Casi como una compensación a tanto sufrimiento, como la cara luminosa de la otra tan oscura, la vida en Londres fue intensa en lo cultural. Los Subercaseaux era una familia bien relacionada, y por su casa pasaban intelectuales y artistas. Muchos ya eran amigos. "A mi madre le gustaba la gente inteligente y se rodeaba de ella", recuerda Juana. Era común ver ahí al poeta y dramaturgo T.S. Eliot. O al pianista Arturo Benedetti. O a Leonard Bernstein. O a Benjamin Britten, a Paul Valéry, a Oskar Kokoschka.

Como en Londres estaban varias de las realezas en el exilio por la guerra, Juana Subercaseaux recuerda haber jugado con reyes jóvenes. Era amiga de la duquesa de Alba, Cayetana, hija del embajador de España. "Tana era una chica muy alta, simpática. Después se puso como un monstruo", dice.

Una vida de novela. De serie histórica. Eso uno piensa cuando Juana Subercaseaux va contando sus recuerdos. Como que en unas vacaciones en la costa azul, después de la guerra, el padre de Rainiero de Mónaco la quiso como novia de su hijo y ella tuvo que aclararle que "no tengo ningún interés en ser princesa ni en esa vida". O cuando comió con Churchill a los 20 años, y hablaron de Otello. O cuando, años después, mientras vivía en Estados Unidos con una beca Fullbright, pasó una tarde con la viuda de Roosevelt.

-Me mostró el archivo del presidente. Abrió una puerta y entramos donde se guardaba la pasión más desconocida de Roosevelt: su colección de cuentos de hada.

La calma

Juana Subercaseaux hizo clases en la UC hasta 1994. Ese año murió su madre, y ella decidió no tener más responsabilidades en Santiago. Se instaló a tiempo completo en Curacaví.

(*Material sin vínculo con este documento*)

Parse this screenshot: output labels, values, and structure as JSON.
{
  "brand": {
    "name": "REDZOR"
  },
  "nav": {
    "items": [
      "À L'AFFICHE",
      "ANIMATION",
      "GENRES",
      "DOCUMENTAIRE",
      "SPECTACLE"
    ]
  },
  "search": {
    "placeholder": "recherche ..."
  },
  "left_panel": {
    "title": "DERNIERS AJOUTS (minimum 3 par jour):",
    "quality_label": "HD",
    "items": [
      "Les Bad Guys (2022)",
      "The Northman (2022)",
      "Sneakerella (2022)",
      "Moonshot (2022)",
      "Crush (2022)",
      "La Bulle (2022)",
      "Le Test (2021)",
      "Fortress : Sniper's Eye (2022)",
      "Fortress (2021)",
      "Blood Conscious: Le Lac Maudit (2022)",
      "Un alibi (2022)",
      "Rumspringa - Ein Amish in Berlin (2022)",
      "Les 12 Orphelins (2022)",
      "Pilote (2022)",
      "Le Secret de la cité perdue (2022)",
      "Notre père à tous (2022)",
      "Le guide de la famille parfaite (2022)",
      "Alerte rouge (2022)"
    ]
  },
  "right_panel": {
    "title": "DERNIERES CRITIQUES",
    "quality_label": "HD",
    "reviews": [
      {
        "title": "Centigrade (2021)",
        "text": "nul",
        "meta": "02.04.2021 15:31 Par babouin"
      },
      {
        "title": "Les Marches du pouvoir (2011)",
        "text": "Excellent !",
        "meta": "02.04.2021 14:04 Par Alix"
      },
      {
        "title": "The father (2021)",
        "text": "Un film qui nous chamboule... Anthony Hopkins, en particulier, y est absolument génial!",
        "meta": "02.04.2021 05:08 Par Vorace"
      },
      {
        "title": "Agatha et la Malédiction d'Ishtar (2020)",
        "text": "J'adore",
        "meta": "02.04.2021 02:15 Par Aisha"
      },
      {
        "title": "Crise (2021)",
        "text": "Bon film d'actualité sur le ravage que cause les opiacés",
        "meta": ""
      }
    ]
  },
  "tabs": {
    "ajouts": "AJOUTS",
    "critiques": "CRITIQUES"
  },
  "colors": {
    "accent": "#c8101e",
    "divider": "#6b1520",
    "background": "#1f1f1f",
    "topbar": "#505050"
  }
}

El terreno de media hectárea lo compró en 1983, convencida por un sobrino que tenía una parcela justo al lado. En 1989 construyó su casa de un piso y murallas amarillas. Se preocupó de elevar la parte del techo sobre el living-comedor, por razones acústicas. Porque siempre se imaginó este espacio como un lugar de conciertos; y así fue durante años. Por aquí pasaron, por ejemplo, las 32 sonatas de Beethoven frente a 62 personas. Muchas de ellos de Curacaví. Aquí también ha dado clases de violín.

Ya no. Ahora se gasta los días en calma. "Tengo la cabeza muy buena, llena de ideas, pero el cuerpo no me responde", dice, sin dramatismos. Entonces prefiere moverse poco. Leer y escuchar música en su living acústico.

La última imagen es ésta. Juana Subercaseaux parada entre los árboles de su campo, mirando al visitante que se aleja. Sola. Como la mujer que decidió ser. Sin casarse ni tener hijos después de que en Inglaterra, dice, un hombre le hizo una mala pasada y ella se instaló cómoda en la piel de lo que define como un lobo estepario.